[1766] in Release_7.7_team
RESOLVED! Case 138969: SGI Indy R5000 - DS1386-8K-150 Ramified Timekeeper
daemon@ATHENA.MIT.EDU (Bill Cattey)
Mon Apr 26 17:58:39 1999
Message-Id: <or9C4XgGgE6e00_cs0@mit.edu>
Date: Mon, 26 Apr 1999 17:56:51 -0400 (EDT)
From: Bill Cattey <wdc@MIT.EDU>
To: y2k-help@MIT.EDU, baker@fablab.mit.edu, wdc@MIT.EDU, dhall@MIT.EDU,
hotline@MIT.EDU, miked@MIT.EDU, owls@MIT.EDU, release-team@MIT.EDU
Cc: mbarker@MIT.EDU, rbasch@MIT.EDU, rferrara@MIT.EDU,
modica@remington.csd.sgi.com (Steve Modica), ccomanor@csd.sgi.com,
decastro@boston.sgi.com
I have received information back from SGI which convinces me that they
have taken adequate remediation of the 2 digit year in the DALLAS chip
in the Indy:
Summary:
Back in 1994, they made the OS offest the 2 digit year at 1940, instead
of 1900. After 1/1/2000, the date command in the PROM monitor will
display the incorrect year, but that is purely cosmetic. Essentially,
noone uses the PROM date command to view the date. Everything else is
keyed to operate off the 40 year offset. Testing for power down, and
reboot for critical dates has been done.
Detail:
Date: Mon, 26 Apr 1999 13:57:11 -0700 (PDT)
From: modica@remington.csd.sgi.com (Steve Modica)
To: wdc@MIT.EDU
Subject: case 1097556 indy y2k issues, patch issues
Anyhow, custom engineering went back and examined the module
supporting the dallas chip. The last relevant changed were made in
1994. "At that time, rev 1.131 changed the time base for the RTC to
1940 allowing the OS software to properly figure out what the year
is. The system has also been extensively tested for Y2K compliance
in our labs as part of the IRIX 6.5 release.
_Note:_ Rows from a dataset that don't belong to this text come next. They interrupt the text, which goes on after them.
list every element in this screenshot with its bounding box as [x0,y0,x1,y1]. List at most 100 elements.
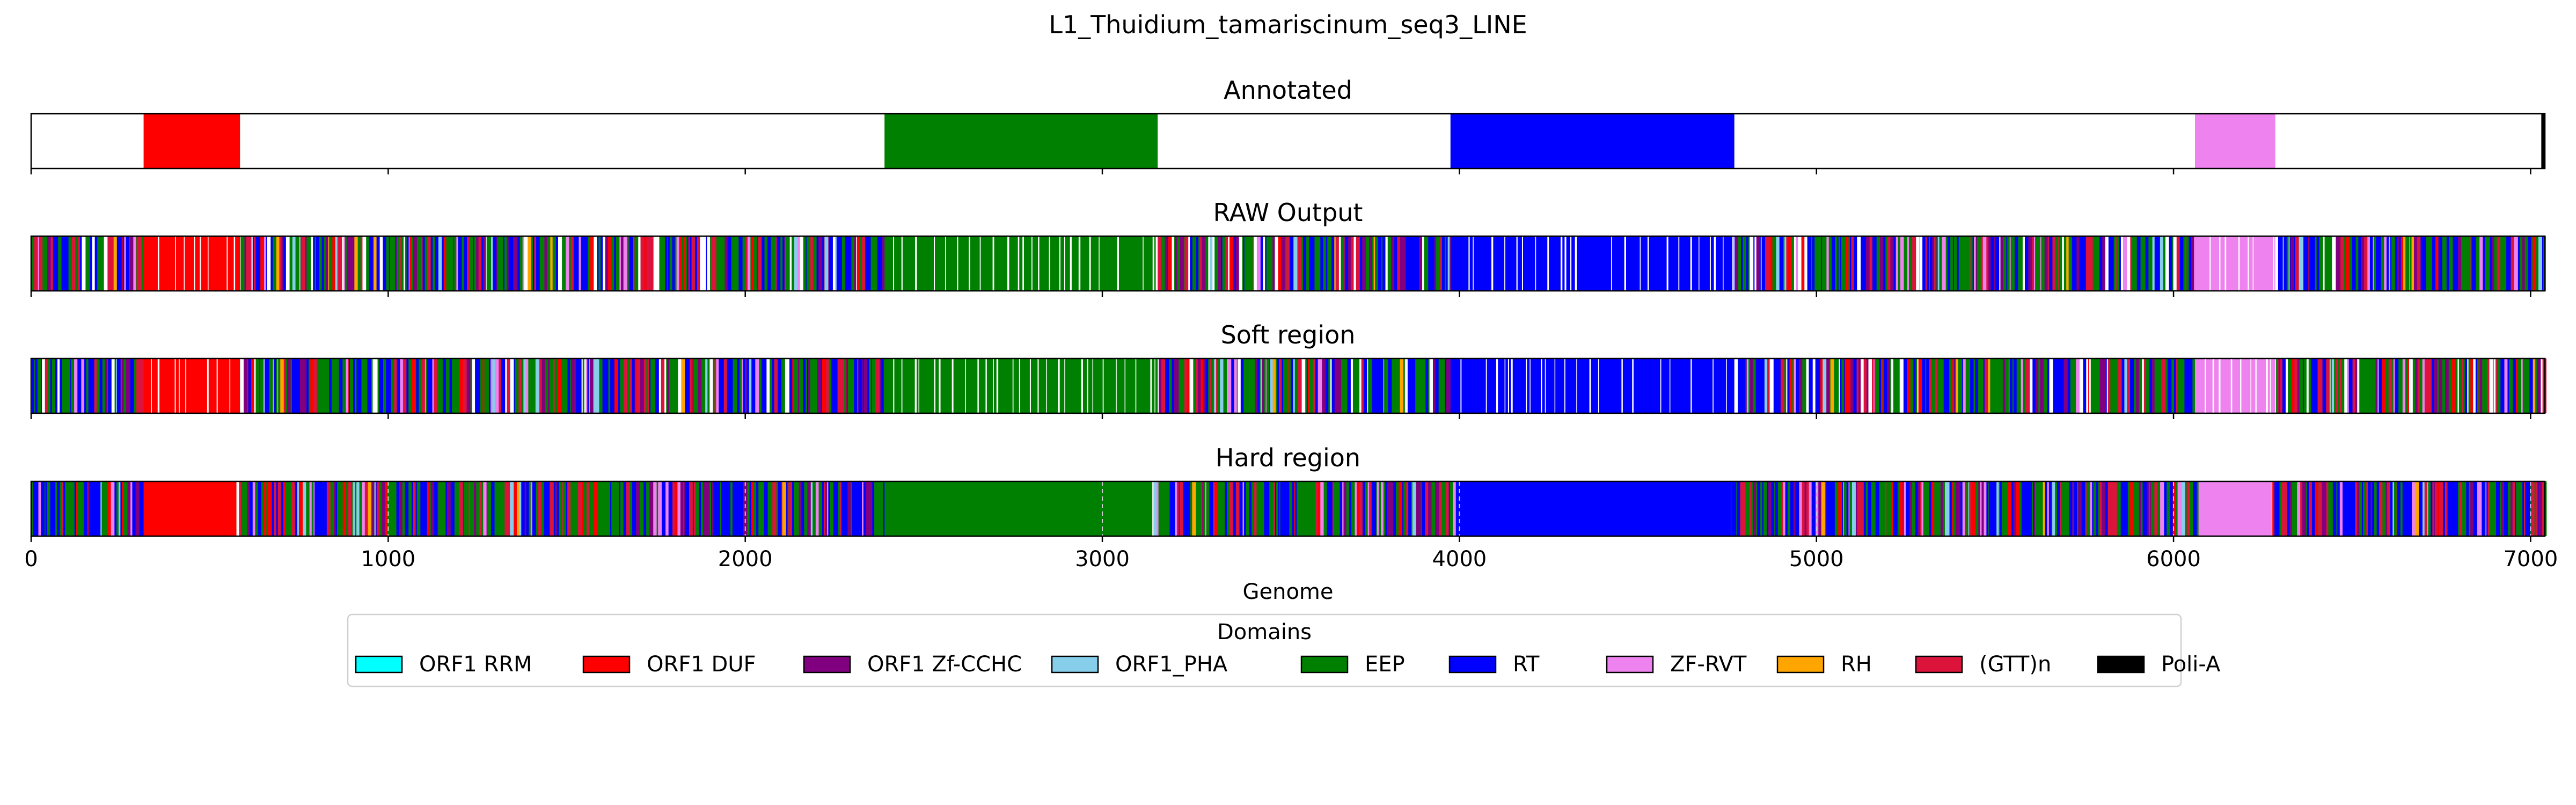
prediction-stripe [727,236,731,291]
prediction-stripe [832,236,836,291]
prediction-stripe [81,358,85,413]
prediction-stripe [1240,358,1244,413]
prediction-stripe [2179,236,2184,291]
prediction-stripe [533,358,536,413]
prediction-stripe [2032,358,2036,413]
prediction-stripe [621,236,624,291]
prediction-stripe [743,358,746,413]
prediction-stripe [1757,481,1761,536]
prediction-stripe [1915,481,1918,536]
gap-stripe [175,236,176,291]
prediction-stripe [570,358,575,413]
prediction-stripe [529,481,531,536]
prediction-stripe [346,481,348,536]
prediction-stripe [1374,481,1377,536]
prediction-stripe [1806,358,1809,413]
prediction-stripe [1740,481,1743,536]
gap-stripe [216,358,218,413]
gap-stripe [1723,236,1724,291]
prediction-stripe [50,358,53,413]
prediction-stripe [1379,358,1383,413]
prediction-stripe [1242,481,1245,536]
prediction-stripe [2066,236,2069,291]
prediction-stripe [410,358,412,413]
prediction-stripe [1190,236,1193,291]
prediction-stripe [1786,358,1788,413]
prediction-stripe [2070,358,2073,413]
prediction-stripe [1821,481,1826,536]
prediction-stripe [658,358,662,413]
prediction-stripe [366,236,369,291]
prediction-stripe [405,481,409,536]
prediction-stripe [2078,481,2082,536]
prediction-stripe [323,358,327,413]
prediction-stripe [138,358,141,413]
prediction-stripe [2193,481,2197,536]
prediction-stripe [2454,481,2458,536]
prediction-stripe [1259,481,1263,536]
prediction-stripe [2359,481,2362,536]
prediction-stripe [658,481,662,536]
prediction-stripe [2134,358,2136,413]
prediction-stripe [1845,358,1848,413]
prediction-stripe [705,358,708,413]
prediction-stripe [624,358,628,413]
prediction-stripe [372,358,375,413]
prediction-stripe [538,481,542,536]
prediction-stripe [470,358,473,413]
prediction-stripe [591,481,594,536]
prediction-stripe [481,236,483,291]
prediction-stripe [753,236,758,291]
prediction-stripe [630,358,632,413]
prediction-stripe [87,236,88,291]
prediction-stripe [264,358,266,413]
prediction-stripe [84,358,86,413]
prediction-stripe [2299,358,2302,413]
prediction-stripe [1927,236,1929,291]
prediction-stripe [577,481,581,536]
prediction-stripe [563,481,567,536]
prediction-stripe [2127,236,2131,291]
prediction-stripe [1202,236,1206,291]
prediction-stripe [1431,481,1436,536]
prediction-stripe [1422,236,1424,291]
prediction-stripe [1209,481,1213,536]
domain-segment [2194,114,2275,169]
domain-block [143,236,240,291]
prediction-stripe [690,358,692,413]
prediction-stripe [296,358,299,413]
gap-stripe [1576,358,1577,413]
prediction-stripe [1413,236,1416,291]
prediction-stripe [1278,236,1282,291]
prediction-stripe [318,481,320,536]
prediction-stripe [126,236,130,291]
prediction-stripe [1798,358,1803,413]
prediction-stripe [2143,358,2146,413]
prediction-stripe [1887,358,1891,413]
prediction-stripe [831,358,833,413]
prediction-stripe [2405,236,2410,291]
prediction-stripe [2292,481,2294,536]
prediction-stripe [2145,481,2147,536]
prediction-stripe [283,236,287,291]
prediction-stripe [713,236,716,291]
gap-stripe [1541,358,1542,413]
prediction-stripe [2477,481,2478,536]
prediction-stripe [2033,481,2035,536]
prediction-stripe [2176,358,2178,413]
prediction-stripe [2088,358,2089,413]
panel-frame [30,235,2546,292]
prediction-stripe [1313,358,1316,413]
legend-entry: ORF1 RRM [355,652,532,677]
prediction-stripe [1439,358,1442,413]
prediction-stripe [306,236,310,291]
prediction-stripe [1161,481,1165,536]
prediction-stripe [875,481,880,536]
prediction-stripe [2396,481,2398,536]
prediction-stripe [1381,481,1382,536]
prediction-stripe [2102,236,2106,291]
prediction-stripe [2432,481,2434,536]
prediction-stripe [57,481,60,536]
prediction-stripe [1445,358,1446,413]
prediction-stripe [1807,236,1812,291]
There is a cosmetic
bug in the PROM date command that incorrectly displays the year
after 1/1/2000, but this is harmless and the system boots normally
with the correct year."
Additionally, several power down reboot tests were run showing that
no problems occurred with power down reboots at midnight on these
dates:
12/31/99
2/28/2000
2/29/2000
3/31/2000
4/30/2000
12/31/2000
12/31/2009
Special thanks to Steve Modica for resolving the issue, and to Dayton
Wohlman and Kristine Furrer for staying with the case to get it resolved.